''Fieracavalli, perchè Milano non sarà mai Verona''
Caro Direttore, grazie per lo spazio che vorrai riservare a questa mia serie di valutazioni e ai lettori che avranno la pazienza non solo di leggerle ma anche di aggiungere loro, eventuali, considerazioni.
Pur non essendo un inveterato appassionato di ippica, debbo dire che il mondo del cavallo, forse per una serie di affinità anagrafiche e culturali, ha avuto una attrattiva particolare per il sottoscritto.
Lo ebbe anche più di trent’anni orsono allorché la Fiera di Verona decise di vestire “a nuovo” i suoi mercati zootecnici autunnali.
Da attento economista considerai l’operazione titanica, decisamente a rischio, per un contesto sociale assuefatto, ormai, alle sirene di una propensione consumistica molto lontana da questo animale pur avendo rappresentato, negli anni immediatamente successivi alla conclusione del conflitto mondiale, un importante supporto alla ripresa delle attività economiche. In agricoltura, come nell’edilizia e nei trasporti.
Nonostante queste considerazioni, Verona, pur con la necessaria gradualità, ebbe un successo di attenzioni che andò, e tutt’ora va, al di là di ogni possibile previsione. Già, ma a Verona venne rifondata una cultura, una passionalità, che si è progressivamente diffusa nella società di ieri e di oggi, nelle giovani e giovanissime generazioni che hanno eletto il cavallo a “totem” di quella dimensione umana dell’esistenza che non intendono sacrificare sull’altare della modernità e del consumismo più dissipante.
In sostanza, il cavallo è divenuto il simbolo moderno di attività e momenti di evasione nuovi. Recuperò spazi ed attenzioni coperte dalla muffa dell’oblio, attivò nuove opportunità di reddito arricchendo l’offerta turistica di moltissime aree della nostra Penisola.

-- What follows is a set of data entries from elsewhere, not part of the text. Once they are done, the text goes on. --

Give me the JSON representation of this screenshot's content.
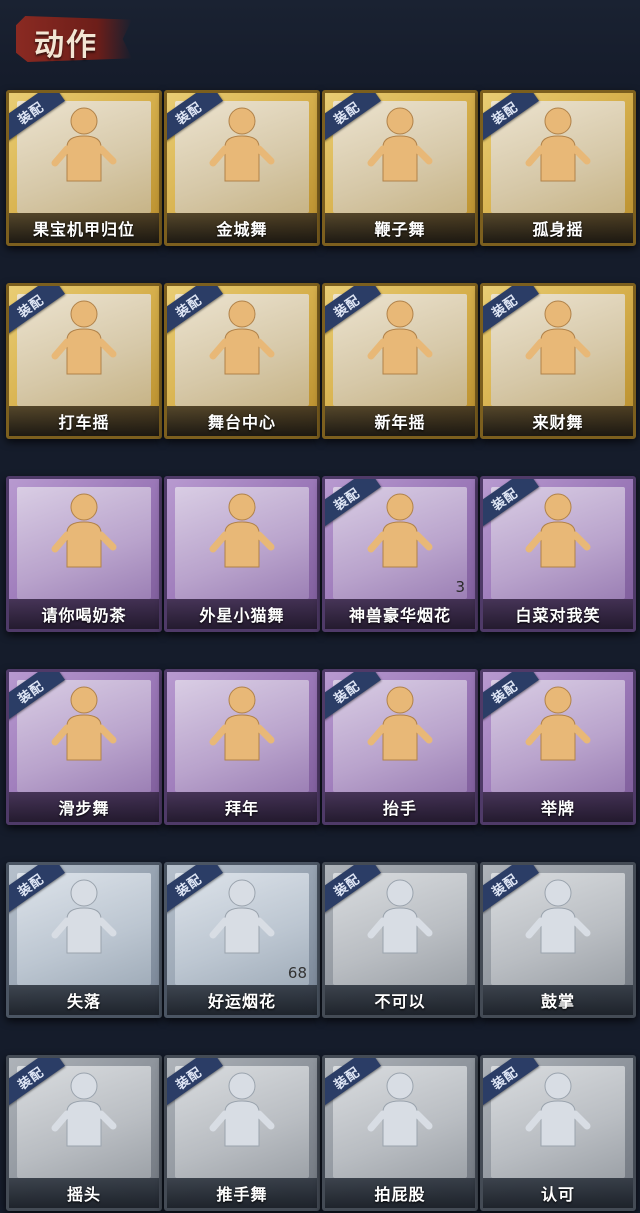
{
  "header": {
    "title": "动作"
  },
  "equip_label": "装配",
  "cards": [
    {
      "label": "果宝机甲归位",
      "tier": "gold",
      "equipped": true,
      "count": ""
    },
    {
      "label": "金城舞",
      "tier": "gold",
      "equipped": true,
      "count": ""
    },
    {
      "label": "鞭子舞",
      "tier": "gold",
      "equipped": true,
      "count": ""
    },
    {
      "label": "孤身摇",
      "tier": "gold",
      "equipped": true,
      "count": ""
    },
    {
      "label": "打车摇",
      "tier": "gold",
      "equipped": true,
      "count": ""
    },
    {
      "label": "舞台中心",
      "tier": "gold",
      "equipped": true,
      "count": ""
    },
    {
      "label": "新年摇",
      "tier": "gold",
      "equipped": true,
      "count": ""
    },
    {
      "label": "来财舞",
      "tier": "gold",
      "equipped": true,
      "count": ""
    },
    {
      "label": "请你喝奶茶",
      "tier": "purple",
      "equipped": false,
      "count": ""
    },
    {
      "label": "外星小猫舞",
      "tier": "purple",
      "equipped": false,
      "count": ""
    },
    {
      "label": "神兽豪华烟花",
      "tier": "purple",
      "equipped": true,
      "count": "3"
    },
    {
      "label": "白菜对我笑",
      "tier": "purple",
      "equipped": true,
      "count": ""
    },
    {
      "label": "滑步舞",
      "tier": "purple",
      "equipped": true,
      "count": ""
    },
    {
      "label": "拜年",
      "tier": "purple",
      "equipped": false,
      "count": ""
    },
    {
      "label": "抬手",
      "tier": "purple",
      "equipped": true,
      "count": ""
    },
    {
      "label": "举牌",
      "tier": "purple",
      "equipped": true,
      "count": ""
    },
    {
      "label": "失落",
      "tier": "silver",
      "equipped": true,
      "count": ""
    },
    {
      "label": "好运烟花",
      "tier": "silver",
      "equipped": true,
      "count": "68"
    },
    {
      "label": "不可以",
      "tier": "grey",
      "equipped": true,
      "count": ""
    },
    {
      "label": "鼓掌",
      "tier": "grey",
      "equipped": true,
      "count": ""
    },
    {
      "label": "摇头",
      "tier": "grey",
      "equipped": true,
      "count": ""
    },
    {
      "label": "推手舞",
      "tier": "grey",
      "equipped": true,
      "count": ""
    },
    {
      "label": "拍屁股",
      "tier": "grey",
      "equipped": true,
      "count": ""
    },
    {
      "label": "认可",
      "tier": "grey",
      "equipped": true,
      "count": ""
    }
  ]
}
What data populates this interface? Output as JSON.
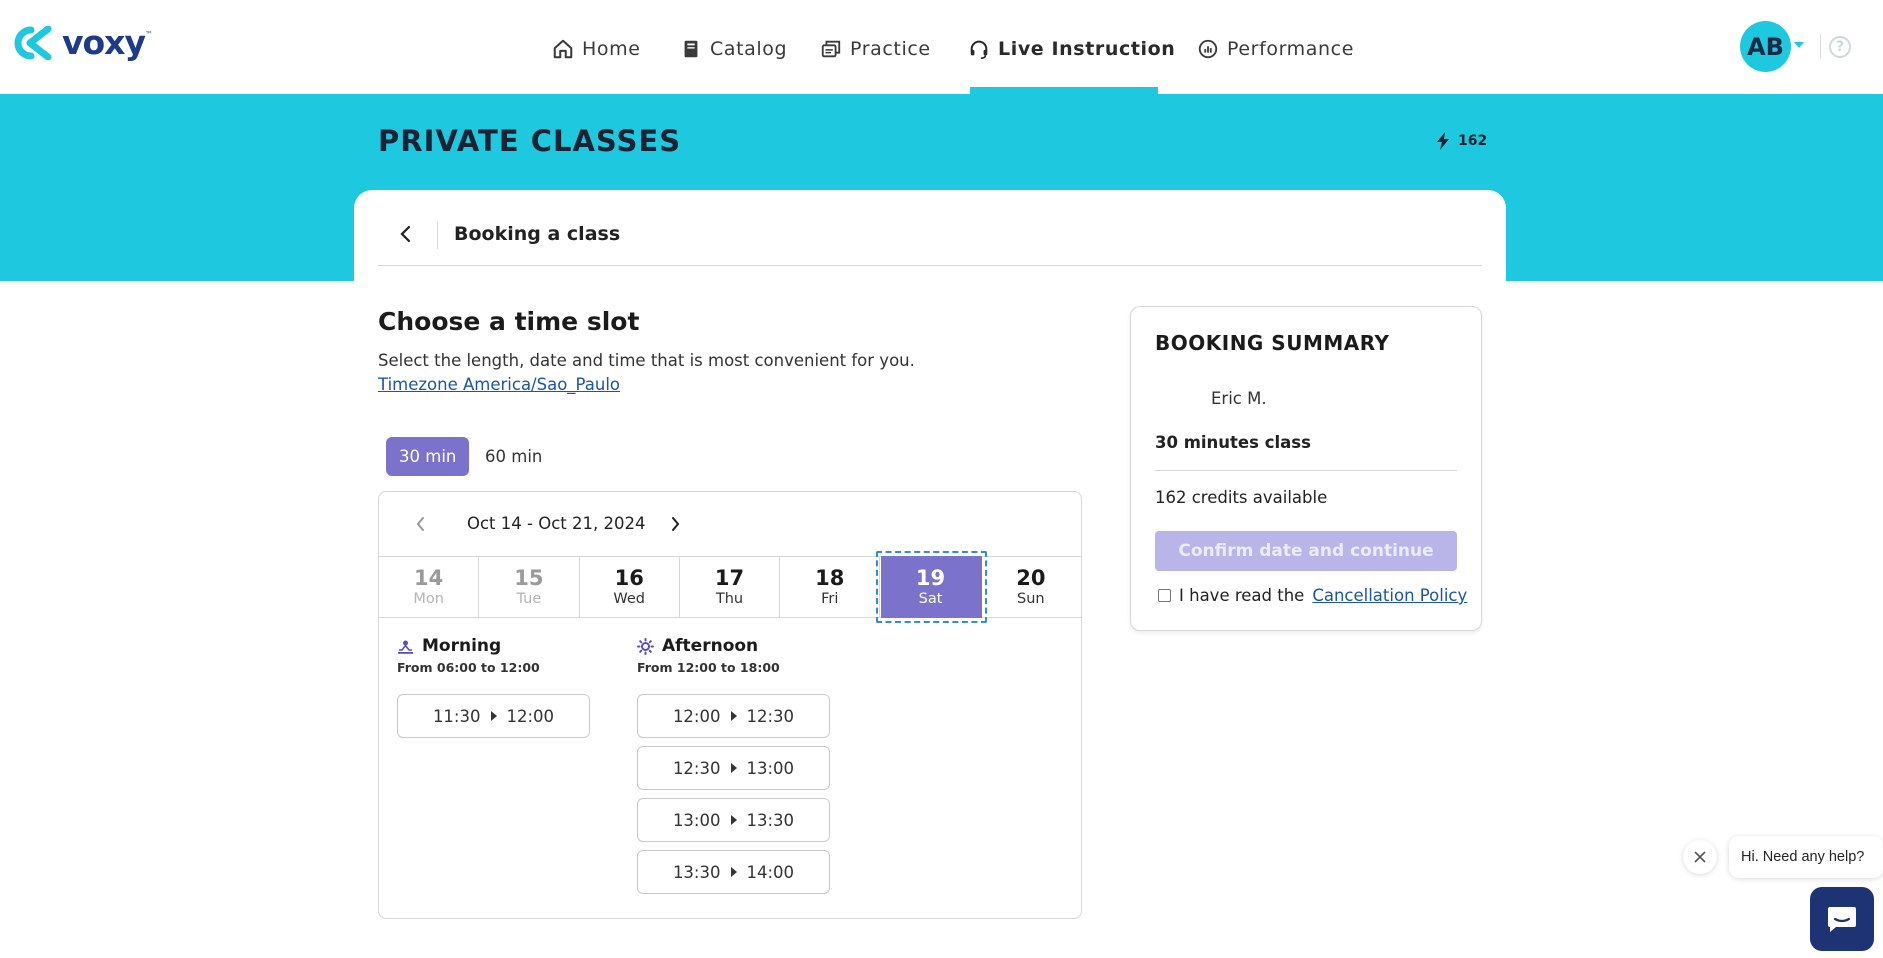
{
  "brand": {
    "name": "voxy",
    "tm": "™"
  },
  "nav": {
    "items": [
      {
        "label": "Home",
        "icon": "home-icon"
      },
      {
        "label": "Catalog",
        "icon": "book-icon"
      },
      {
        "label": "Practice",
        "icon": "practice-icon"
      },
      {
        "label": "Live Instruction",
        "icon": "headset-icon",
        "active": true
      },
      {
        "label": "Performance",
        "icon": "gauge-icon"
      }
    ],
    "avatar_initials": "AB",
    "help": "?"
  },
  "header": {
    "title": "PRIVATE CLASSES",
    "credits": "162"
  },
  "booking": {
    "header_title": "Booking a class",
    "section_title": "Choose a time slot",
    "description": "Select the length, date and time that is most convenient for you.",
    "timezone_link": "Timezone America/Sao_Paulo",
    "lengths": [
      {
        "label": "30 min",
        "selected": true
      },
      {
        "label": "60 min",
        "selected": false
      }
    ],
    "calendar": {
      "range": "Oct 14 - Oct 21, 2024",
      "days": [
        {
          "num": "14",
          "name": "Mon",
          "state": "disabled"
        },
        {
          "num": "15",
          "name": "Tue",
          "state": "disabled"
        },
        {
          "num": "16",
          "name": "Wed",
          "state": "available"
        },
        {
          "num": "17",
          "name": "Thu",
          "state": "available"
        },
        {
          "num": "18",
          "name": "Fri",
          "state": "available"
        },
        {
          "num": "19",
          "name": "Sat",
          "state": "selected"
        },
        {
          "num": "20",
          "name": "Sun",
          "state": "available"
        }
      ]
    },
    "morning": {
      "title": "Morning",
      "subtitle": "From 06:00 to 12:00",
      "slots": [
        {
          "start": "11:30",
          "end": "12:00"
        }
      ]
    },
    "afternoon": {
      "title": "Afternoon",
      "subtitle": "From 12:00 to 18:00",
      "slots": [
        {
          "start": "12:00",
          "end": "12:30"
        },
        {
          "start": "12:30",
          "end": "13:00"
        },
        {
          "start": "13:00",
          "end": "13:30"
        },
        {
          "start": "13:30",
          "end": "14:00"
        }
      ]
    }
  },
  "summary": {
    "title": "BOOKING SUMMARY",
    "teacher": "Eric M.",
    "class_length": "30 minutes class",
    "credits_available": "162 credits available",
    "confirm_label": "Confirm date and continue",
    "policy_text": "I have read the",
    "policy_link": "Cancellation Policy"
  },
  "chat": {
    "greeting": "Hi. Need any help?"
  },
  "colors": {
    "brand_teal": "#1ec8de",
    "brand_navy": "#1e3a8a",
    "accent_purple": "#7b72cc",
    "disabled_purple": "#b9b5e8",
    "link_blue": "#1a55a8",
    "chat_navy": "#1e3373"
  }
}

Oggi, sull’onda di questi successi qualcuno ha pensato, e con molta sicumera credo, che dare vita ad una nuova rassegna di cavalli rappresenti una opportunità, un affare.
Potrebbe aver ragione, anche se il passato, più o meno recente, documenta il contrario. Senza una riserva di entusiasmi, senza la volontà di creare un circolo virtuoso (che comunque “macina” denaro) nella cultura sociale, sarà molto difficile poter garantire a questi nuovi eventi le basi di un successo affatto effimero.
Mi è sembrato strana, dunque, l’enfasi con cui Milano ha celebrato il suo rito, divenuto ormai abituale, di cannibalizzare, direttamente o meno, il sistema degli eventi che si svolgono in Italia.
Forse le “sirene” dell’opportunismo e alcuni “cattivi consiglieri” sono divenuti paladini della demolizione di quella correttezza di rapporti che, sembrava, esistere nel nostro sistema fieristico. Neanche l’esperienza di MiWine è servita a renderli più cauti nella selezione di scegliersi i compagni che pensano di potersi cimentare in materie e lavori che non sono loro abituali.
Organizzare un evento fieristico non è semplice. Esperienza e professionalità, al di là di ogni possibile pretestuosa considerazione, non si inventano e soprattutto non è un abito adattabile ad ogni persona.
E poi sarebbe il caso che a qualcuno tornasse la memoria di una non lontana esperienza che Milano fece ospitando Eques, che “visse”, come recita il titolo di vecchio film, “una breve stagione”.